Toutes les cigales pourront vous le dire : à défaut d’être prêteuses, les fourmis sont travailleuses, et si elles rechignent à offrir leurs vermisseaux aux divas de la prairie, elles font preuve d’un grand sens de la solidarité lorsqu’il s’agit de bâtir leur fourmilière, brindille après brindille. Elles ont d’ailleurs tout intérêt à ne pas rêvasser, car le vilain tamanoir qui rôde dans les environs salive déjà à l’idée de faire un festin de nos petites ouvrières.

La Cité des Fourmis est un jeu coopératif destiné aux plus jeunes joueurs, qui devront aider les fourmis à rassembler suffisamment de brindilles pour terminer la fourmilière avant que le tamanoir n’ait découvert leur territoire. Le plateau de jeu principal représente la base de la fourmilière, dont partent les fourmis, ainsi que le chamin du tamanoir. A côté, la prairie est représentée par neuf tuiles quadrillées arborant des brindilles. Ces tuiles sont placées aléatoirement en début de partie.

A son tour de jeu, chaque joueur lance le dé, qui lui indique le nombre de fourmis qu’il peut déplacer. Pour pouvoir récupérer des brindilles, les fourmis doivent former une chaîne ininterrompue entre leur chantier et le lieu de récolte. Lorsque c’est le cas, les brindilles sont placées dans la fourmilière, et lorsqu’elles ont été récoltées en nombre suffisant, le joueur peut poser un nouvel étage. Mais si le dé montre la tête du tamanoir, ce dernier se rapproche un peu plus des fourmis !

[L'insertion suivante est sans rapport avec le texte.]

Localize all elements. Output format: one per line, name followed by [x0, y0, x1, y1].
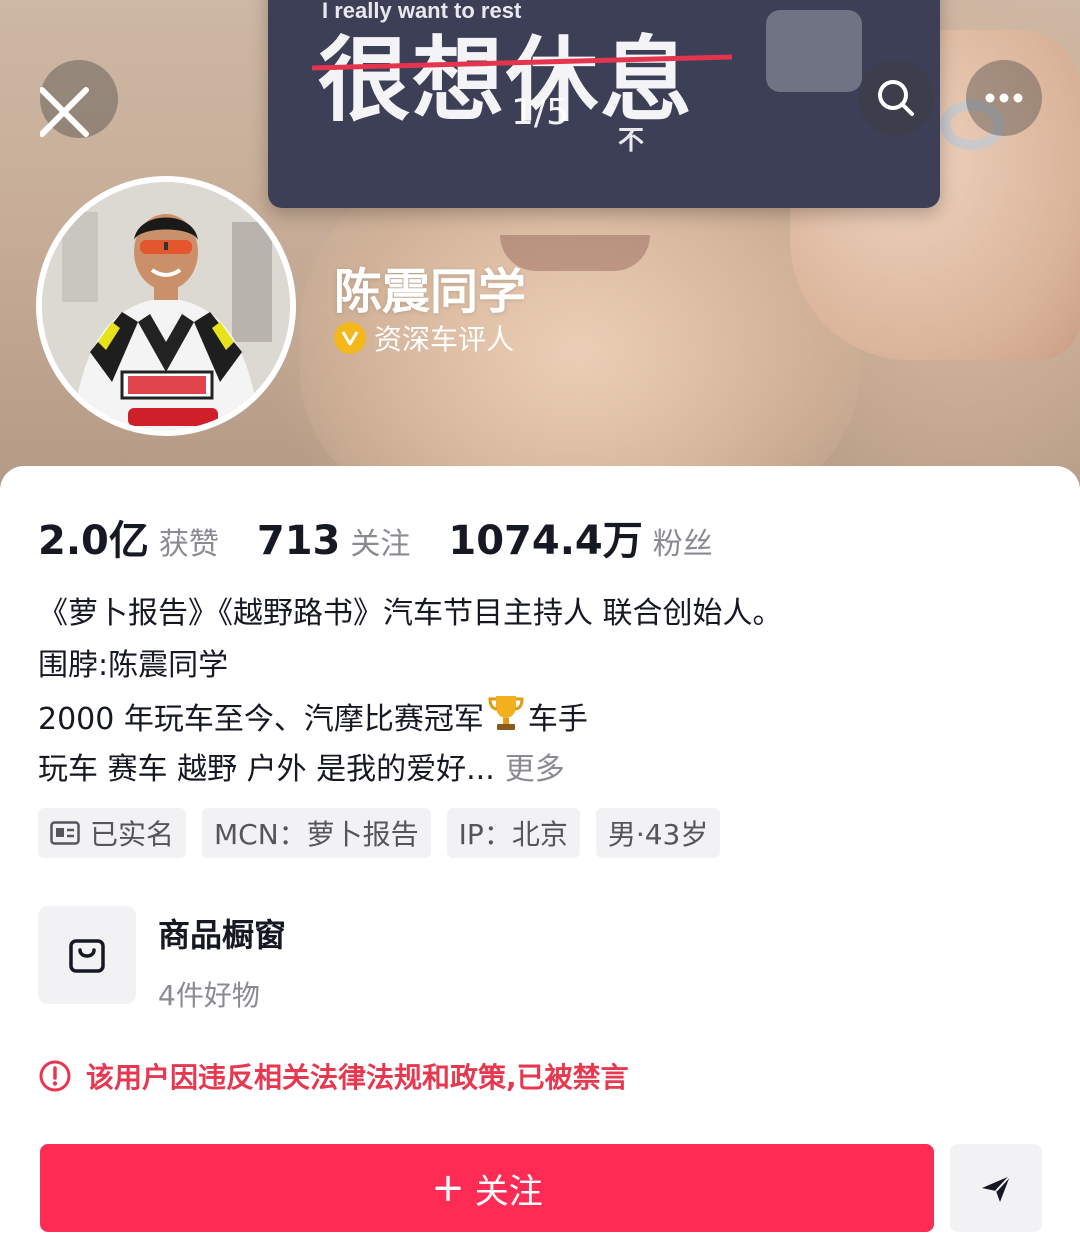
search-button[interactable] — [858, 60, 934, 136]
bio-line-text: 2000 年玩车至今、汽摩比赛冠军 — [38, 702, 484, 737]
bio-line-text: 玩车 赛车 越野 户外 是我的爱好... — [38, 752, 495, 787]
search-icon — [878, 80, 914, 116]
share-icon — [982, 1175, 1011, 1202]
follow-button[interactable]: + 关注 — [40, 1144, 934, 1232]
following-count: 713 — [256, 518, 341, 564]
following-label: 关注 — [350, 527, 411, 562]
verified-badge-icon — [334, 322, 366, 354]
tag-label: MCN：萝卜报告 — [214, 818, 419, 851]
close-icon — [40, 87, 89, 137]
bio-line: 《萝卜报告》《越野路书》汽车节目主持人 联合创始人。 — [38, 596, 783, 631]
trophy-icon — [486, 692, 526, 749]
showcase-text: 商品橱窗 4件好物 — [158, 906, 286, 1014]
shopping-bag-icon — [69, 939, 105, 973]
plus-icon: + — [431, 1165, 465, 1211]
bio-more-link[interactable]: 更多 — [505, 752, 565, 787]
warning-icon — [38, 1059, 72, 1093]
bio-line-with-trophy: 2000 年玩车至今、汽摩比赛冠军 车手 — [38, 692, 1038, 744]
likes-label: 获赞 — [158, 527, 219, 562]
stat-following[interactable]: 713 关注 — [257, 518, 411, 564]
bio-line-suffix: 车手 — [527, 702, 588, 737]
profile-info-panel: 2.0亿 获赞 713 关注 1074.4万 粉丝 《萝卜报告》《越野路书》汽车… — [0, 466, 1080, 1247]
avatar[interactable] — [36, 176, 296, 436]
tag-gender-age: 男·43岁 — [595, 808, 721, 858]
id-card-icon — [50, 821, 80, 845]
profile-tags: 已实名 MCN：萝卜报告 IP：北京 男·43岁 — [38, 808, 736, 858]
bio-line: 围脖:陈震同学 — [38, 648, 229, 683]
tag-label: 已实名 — [90, 818, 175, 851]
stat-likes[interactable]: 2.0亿 获赞 — [38, 508, 219, 566]
more-icon — [985, 93, 1023, 103]
tag-ip-location: IP：北京 — [446, 808, 580, 858]
stat-followers[interactable]: 1074.4万 粉丝 — [448, 508, 712, 566]
follow-label: 关注 — [474, 1171, 543, 1212]
avatar-photo — [42, 182, 290, 430]
tag-label: 男·43岁 — [607, 818, 709, 851]
tag-mcn[interactable]: MCN：萝卜报告 — [202, 808, 431, 858]
showcase-icon-box — [38, 906, 136, 1004]
ban-notice: 该用户因违反相关法律法规和政策,已被禁言 — [38, 1056, 629, 1096]
showcase-subtitle: 4件好物 — [158, 979, 260, 1012]
display-name: 陈震同学 — [334, 264, 527, 320]
close-button[interactable] — [40, 60, 118, 138]
bio[interactable]: 《萝卜报告》《越野路书》汽车节目主持人 联合创始人。 围脖:陈震同学 2000 … — [38, 588, 1038, 796]
product-showcase-entry[interactable]: 商品橱窗 4件好物 — [38, 906, 286, 1014]
stats-row: 2.0亿 获赞 713 关注 1074.4万 粉丝 — [38, 508, 751, 566]
followers-count: 1074.4万 — [448, 518, 643, 564]
more-options-button[interactable] — [966, 60, 1042, 136]
verified-title: 资深车评人 — [374, 323, 515, 356]
ban-notice-text: 该用户因违反相关法律法规和政策,已被禁言 — [86, 1061, 629, 1094]
bio-line-last: 玩车 赛车 越野 户外 是我的爱好... 更多 — [38, 744, 1038, 796]
showcase-title: 商品橱窗 — [158, 916, 287, 954]
tag-real-name-verified[interactable]: 已实名 — [38, 808, 187, 858]
verified-title-row[interactable]: 资深车评人 — [334, 318, 514, 358]
cover-card-pad — [766, 10, 862, 92]
likes-count: 2.0亿 — [38, 518, 149, 564]
tag-label: IP：北京 — [458, 818, 568, 851]
followers-label: 粉丝 — [652, 527, 713, 562]
share-button[interactable] — [950, 1144, 1042, 1232]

Comme de coutume chez Haba, le matériel fourni (ou fourmi ?) est aussi solide que plaisant à l’œil. C’est une vraie joie de voir la fourmilière s’élever peu à peu en trois dimensions. Les pions en bois sont très agréables à manipuler, et les illustrations du plateau de jeu très réussies.

D’un point de vue purement ludique, La Cité des Fourmis peut s’avérer un peu compliqué pour les très jeunes joueurs, qui ont un peu de mal à saisir le concept de chaîne ininterrompue. Mais le jeu prend en compte les erreurs tactiques que les plus petits peuvent commettre, et le tamanoir avance plutôt lentement, ce qui laisse une chance aux enfants de construire la fourmilière avant que le vilain gobeur de fourmis ne parvienne à son but.